We all do it. Make excuses why something wasn't done, finished, or worse even started, as they say, "on time." According to my handy dandy Oxford American Dictionary, which it is because it always sits next to my computer desk, the definition of each are as follows.
Excuse.-- "an attempt to lessen the blame attaching to fault or offense; seek to defend or jusify."
Reason.--"a cause, explanation or justification for an action or event."
How often do we confuse the two using them interchangeably? I used to, and may still on occasion, but I try now to separate the two in my mind and speech. Why the interest?
Well, for one at work over my 27+ years I was a staff employee, supervisor and technical manager. As a staffer I was always held to deadline and schedules for field work and data production. That's expected and reasonable in most cases, and I had the occasional good boss who understood things change and to be flexible.
And I had some bosses who weren't micro-managers, only outlining the work and overall time frame, and left the rest to you to organize and manage your work and time. Unfortunately, the USGS is like many organizations, who don't have enough of these bosses and an abundance of ones who overschedule and under estimate time to put staffers in constant speed mode - the do more with less theory that never works. But that's another story.
For about seven years I was also a section chief and supervisor. And yes, I did learn and was thought to be a good boss who did what worked, meaning outline and delegate, and then get out of the way. Part of my job was to represent the staff to management, accept blame when things didn't work out and praise always went to the employee, something else I learned to do from being a staffer. And again, that's another story.
After my supervisory time I became a senior technical manager. And that's where I learned excuses and reasons. You see my job was about thinking, planning, organizing, and writing, with do work as time permitted. I didn't supervise anyone but often guided others. Some of the tasks were strictly mine because we lacked the staff, and that's where I had to learn office politics more than at any time before.
You see bosses like definitive answers, but my work was always fluid and dynamic. We had the gamut of work in terms of resources, time, money, etc. so I had to fit everything in so nothing was lost. Well it works until you have 150% workload to fit into 100% of the time. Everything just doesn't fit, but my boss had these ideas it did. And since he hadn't really done the work to know, he had difficulty accepting either excuses or reasons.

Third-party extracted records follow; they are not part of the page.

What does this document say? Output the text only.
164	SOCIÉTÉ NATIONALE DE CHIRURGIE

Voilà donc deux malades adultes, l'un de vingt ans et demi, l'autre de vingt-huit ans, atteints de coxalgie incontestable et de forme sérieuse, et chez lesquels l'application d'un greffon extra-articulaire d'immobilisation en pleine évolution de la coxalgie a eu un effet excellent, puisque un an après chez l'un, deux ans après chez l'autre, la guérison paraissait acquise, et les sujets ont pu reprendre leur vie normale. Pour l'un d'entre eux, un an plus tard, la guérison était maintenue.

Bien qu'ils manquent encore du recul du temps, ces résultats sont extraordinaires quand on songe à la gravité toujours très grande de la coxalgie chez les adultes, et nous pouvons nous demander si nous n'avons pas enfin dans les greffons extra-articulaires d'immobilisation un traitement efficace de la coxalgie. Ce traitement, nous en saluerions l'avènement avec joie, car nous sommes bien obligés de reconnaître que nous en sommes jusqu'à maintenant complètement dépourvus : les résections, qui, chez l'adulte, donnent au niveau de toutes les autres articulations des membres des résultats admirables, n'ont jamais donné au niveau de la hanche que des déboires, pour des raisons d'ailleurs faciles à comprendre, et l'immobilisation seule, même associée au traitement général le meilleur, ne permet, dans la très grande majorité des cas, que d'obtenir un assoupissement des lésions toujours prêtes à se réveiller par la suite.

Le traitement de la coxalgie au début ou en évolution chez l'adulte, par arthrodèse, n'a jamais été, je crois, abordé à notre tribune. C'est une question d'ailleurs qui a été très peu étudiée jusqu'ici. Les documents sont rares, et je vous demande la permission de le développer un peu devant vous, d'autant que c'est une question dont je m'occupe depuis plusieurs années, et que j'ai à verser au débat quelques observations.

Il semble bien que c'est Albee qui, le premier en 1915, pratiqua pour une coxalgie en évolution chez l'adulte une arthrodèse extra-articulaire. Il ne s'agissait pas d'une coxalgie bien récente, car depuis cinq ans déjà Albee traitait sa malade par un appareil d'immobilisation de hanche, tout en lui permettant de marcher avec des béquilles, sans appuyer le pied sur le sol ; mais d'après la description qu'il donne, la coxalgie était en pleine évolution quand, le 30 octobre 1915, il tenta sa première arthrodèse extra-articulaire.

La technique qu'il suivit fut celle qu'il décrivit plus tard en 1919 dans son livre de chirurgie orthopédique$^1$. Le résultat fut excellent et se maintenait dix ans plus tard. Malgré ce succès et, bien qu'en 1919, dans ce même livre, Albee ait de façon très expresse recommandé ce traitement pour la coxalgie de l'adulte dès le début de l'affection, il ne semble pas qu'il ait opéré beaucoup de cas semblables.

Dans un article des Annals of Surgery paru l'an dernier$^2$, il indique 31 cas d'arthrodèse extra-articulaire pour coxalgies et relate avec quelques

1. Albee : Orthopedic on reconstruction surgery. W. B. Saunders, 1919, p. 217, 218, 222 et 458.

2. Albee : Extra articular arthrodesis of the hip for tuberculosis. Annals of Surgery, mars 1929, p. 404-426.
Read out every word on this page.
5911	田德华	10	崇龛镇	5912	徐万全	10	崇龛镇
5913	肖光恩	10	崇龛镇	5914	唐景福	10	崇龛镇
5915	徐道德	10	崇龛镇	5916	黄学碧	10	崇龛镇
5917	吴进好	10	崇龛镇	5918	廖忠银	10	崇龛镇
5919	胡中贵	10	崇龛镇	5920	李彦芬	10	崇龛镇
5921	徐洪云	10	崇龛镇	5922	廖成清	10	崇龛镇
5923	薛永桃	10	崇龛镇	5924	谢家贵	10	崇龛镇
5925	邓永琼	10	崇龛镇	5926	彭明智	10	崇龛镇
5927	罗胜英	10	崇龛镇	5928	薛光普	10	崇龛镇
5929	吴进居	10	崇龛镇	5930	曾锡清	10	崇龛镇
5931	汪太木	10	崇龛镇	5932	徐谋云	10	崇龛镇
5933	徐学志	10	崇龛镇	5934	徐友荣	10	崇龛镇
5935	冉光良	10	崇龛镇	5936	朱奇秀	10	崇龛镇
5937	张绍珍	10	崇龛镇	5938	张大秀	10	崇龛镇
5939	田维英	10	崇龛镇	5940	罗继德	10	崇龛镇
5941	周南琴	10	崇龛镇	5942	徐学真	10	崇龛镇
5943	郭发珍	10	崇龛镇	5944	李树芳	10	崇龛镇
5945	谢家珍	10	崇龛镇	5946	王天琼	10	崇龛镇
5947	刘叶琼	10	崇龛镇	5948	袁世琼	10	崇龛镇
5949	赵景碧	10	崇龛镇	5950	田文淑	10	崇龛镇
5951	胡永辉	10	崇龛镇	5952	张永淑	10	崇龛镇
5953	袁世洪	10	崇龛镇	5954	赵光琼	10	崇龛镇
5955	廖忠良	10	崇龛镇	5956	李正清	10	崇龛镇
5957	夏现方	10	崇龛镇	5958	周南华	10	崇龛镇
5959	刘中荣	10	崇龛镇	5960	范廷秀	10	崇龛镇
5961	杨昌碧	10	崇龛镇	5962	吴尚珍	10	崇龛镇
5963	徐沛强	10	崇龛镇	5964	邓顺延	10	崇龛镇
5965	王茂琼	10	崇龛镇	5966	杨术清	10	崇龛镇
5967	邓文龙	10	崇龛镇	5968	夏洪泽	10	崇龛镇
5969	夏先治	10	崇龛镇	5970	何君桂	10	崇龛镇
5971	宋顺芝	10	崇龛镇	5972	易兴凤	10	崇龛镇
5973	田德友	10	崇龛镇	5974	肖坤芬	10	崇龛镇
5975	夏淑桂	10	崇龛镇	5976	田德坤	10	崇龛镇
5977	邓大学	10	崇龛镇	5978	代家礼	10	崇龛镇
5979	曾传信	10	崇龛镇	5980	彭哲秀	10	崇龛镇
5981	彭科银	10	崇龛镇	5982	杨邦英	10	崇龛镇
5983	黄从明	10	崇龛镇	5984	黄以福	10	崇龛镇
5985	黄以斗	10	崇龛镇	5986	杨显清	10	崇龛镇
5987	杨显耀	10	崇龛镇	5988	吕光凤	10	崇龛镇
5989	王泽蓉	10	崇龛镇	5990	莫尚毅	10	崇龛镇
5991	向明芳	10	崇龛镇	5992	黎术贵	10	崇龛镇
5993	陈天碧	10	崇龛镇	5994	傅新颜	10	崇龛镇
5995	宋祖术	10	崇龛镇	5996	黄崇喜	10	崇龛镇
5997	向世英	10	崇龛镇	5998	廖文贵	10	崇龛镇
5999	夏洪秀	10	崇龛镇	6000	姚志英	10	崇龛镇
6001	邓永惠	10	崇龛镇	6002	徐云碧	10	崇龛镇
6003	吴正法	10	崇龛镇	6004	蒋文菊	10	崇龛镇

I wasn't alone as someone who reported to him, so we all had to learn reasons matter and excuses only gets you in trouble, especially on your performance evaluations. In effect you have to shift from excuses they want to hear to blame you to reasons that they were the cause. This creates the pause you need to make them think, which you can they turn into excuses they must make to you.
Nifty huh? Well didn't always work, as I learned my last year, and my boss just ignored the reasons since they pointed to him and not me. But he lost when I appealed his decisions and won. But that's really another story altogether about life in the USGS. Anyway, I retired remembering the difference.
Except in my personal life, I'm a great procrastinator, especially in retirement because it only effects me, and If I don't see any harm, I can simply put something off into the future. The underlying cause is another matter, but I can explain it away. It's really self-delusion, but works sometimes to simply put aside something that isn't important or won't hurt anything if delayed.
In short, you have excuses for inaction but you have reasons actions or events that inhibited your inaction. Excuse is about the inaction itself and reason is about actions around the inaction. Excuse is about the why of the inaction and reason is about the why of the other actions.